As L.A. County’s daily case count has surged to more than 37,000, so have new cases among hospital staff.

“Last week, I think we had 127 of our staff come back testing positive. Every unit is impacted,” said Nancy Blake, chief nursing officer at LAC+ USC Medical Center. “So that's pretty significant. A large number are nurses, but we had respiratory therapists out, we had radiology staff out. So every area moves a little bit slower.”

Each nurse who tests positive will be out for at least a week, creating a snowball effect. The number of L.A. County health workers testing positive for COVID-19 began to surge in December, hitting numbers not seen since a year ago.

“Because of the holidays, a lot of people got together with friends and family more so than last year. And we know omicron is highly transmissible,” Blake said.

California’s test positivity rate now tops a whopping 21%. In an effort to curb new infections, state health officials on Wednesday extended California’s indoor mask mandate by another month, to Feb. 15.

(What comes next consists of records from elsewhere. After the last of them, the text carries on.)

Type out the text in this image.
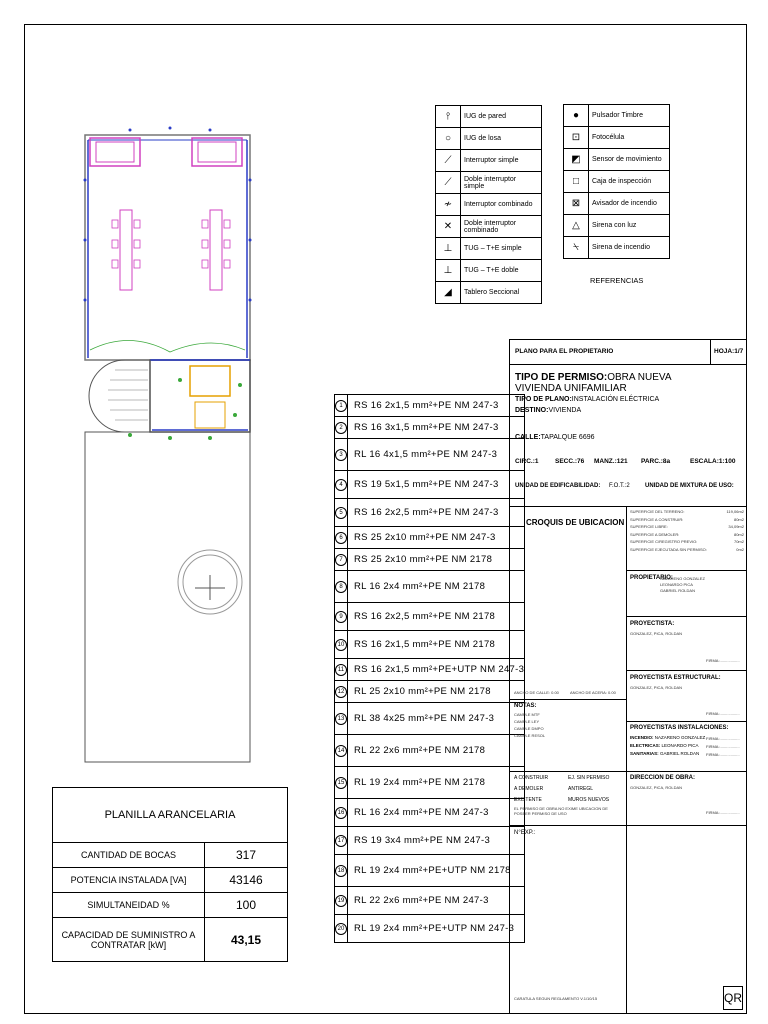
⫯	IUG de pared
○	IUG de losa
⟋	Interruptor simple
⟋	Doble interruptor simple
≁	Interruptor combinado
✕	Doble interruptor combinado
⊥	TUG – T+E simple
⊥	TUG – T+E doble
◢	Tablero Seccional
●	Pulsador Timbre
⊡	Fotocélula
◩	Sensor de movimiento
□	Caja de inspección
⊠	Avisador de incendio
△	Sirena con luz
⍀	Sirena de incendio
REFERENCIAS
1	RS 16 2x1,5 mm²+PE NM 247-3
2	RS 16 3x1,5 mm²+PE NM 247-3
3	RL 16 4x1,5 mm²+PE NM 247-3
4	RS 19 5x1,5 mm²+PE NM 247-3
5	RS 16 2x2,5 mm²+PE NM 247-3
6	RS 25 2x10 mm²+PE NM 247-3
7	RS 25 2x10 mm²+PE NM 2178
8	RL 16 2x4 mm²+PE NM 2178
9	RS 16 2x2,5 mm²+PE NM 2178
10	RS 16 2x1,5 mm²+PE NM 2178
11	RS 16 2x1,5 mm²+PE+UTP NM 247-3
12	RL 25 2x10 mm²+PE NM 2178
13	RL 38 4x25 mm²+PE NM 247-3
14	RL 22 2x6 mm²+PE NM 2178
15	RL 19 2x4 mm²+PE NM 2178
16	RL 16 2x4 mm²+PE NM 247-3
17	RS 19 3x4 mm²+PE NM 247-3
18	RL 19 2x4 mm²+PE+UTP NM 2178
19	RL 22 2x6 mm²+PE NM 247-3
20	RL 19 2x4 mm²+PE+UTP NM 247-3
PLANILLA ARANCELARIA	
CANTIDAD DE BOCAS	317
POTENCIA INSTALADA [VA]	43146
SIMULTANEIDAD %	100
CAPACIDAD DE SUMINISTRO A CONTRATAR [kW]	43,15
PLANO PARA EL PROPIETARIO	HOJA:1/7
TIPO DE PERMISO:OBRA NUEVA VIVIENDA UNIFAMILIAR
TIPO DE PLANO:INSTALACIÓN ELÉCTRICA
DESTINO:VIVIENDA
CALLE:TAPALQUE 6696
CIRC.:1	SECC.:76 MANZ.:121 PARC.:8a	ESCALA:1:100
UNIDAD DE EDIFICABILIDAD: F.O.T.:2	UNIDAD DE MIXTURA DE USO:
CROQUIS DE UBICACION
ANCHO DE CALLE: 0.00	ANCHO DE ACERA: 0.00
NOTAS:
CAMPLE MTF
CAMPLE LEY
CAMPLE DMPO
CAMPLE RESOL
A CONSTRUIR	EJ. SIN PERMISO
A DEMOLER	ANTIREGL
EXISTENTE	MUROS NUEVOS
EL PERMISO DE OBRA NO EXIME UBICACION DE POSEER PERMISO DE USO
N°EXP.:
CARATULA SEGUN REGLAMENTO V.1/10/15
SUPERFICIE DEL TERRENO:	119,06m2
SUPERFICIE A CONSTRUIR:	80m2
SUPERFICIE LIBRE:	34,09m2
SUPERFICIE A DEMOLER:	80m2
SUPERFICIE C/REGISTRO PREVIO:	70m2
SUPERFICIE EJECUTADA SIN PERMISO:	0m2
PROPIETARIO:
NAZARENO GONZALEZ
LEONARDO PICA
GABRIEL ROLDAN
PROYECTISTA:
GONZALEZ, PICA, ROLDAN
FIRMA:..................
PROYECTISTA ESTRUCTURAL:
GONZALEZ, PICA, ROLDAN
FIRMA:..................
PROYECTISTAS INSTALACIONES:
INCENDIO: NAZARENO GONZALEZ
ELECTRICAS: LEONARDO PICA
SANITARIAS: GABRIEL ROLDAN
FIRMA:..................
FIRMA:..................
FIRMA:..................
DIRECCION DE OBRA:
GONZALEZ, PICA, ROLDAN
FIRMA:..................
QR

L.A. County health officials went further, requiring employers to provide medical-grade masks to indoor workers by mid-January. But these efforts may come too late for L.A.’s hospitals, where over one-quarter of the state’s 8,670 COVID-19 patients are being treated.

“We're consolidating nursing staff, and using overtime and administrative nurses to fill the void,” Blake said.

The sheer number of sick staff prompted all four of the hospitals run by the County Department of Health Services to ask the state for help. Blake is hoping for 40 to 50 military medical personnel or travel nurses that she can assign to the emergency room to fill the staffing gaps.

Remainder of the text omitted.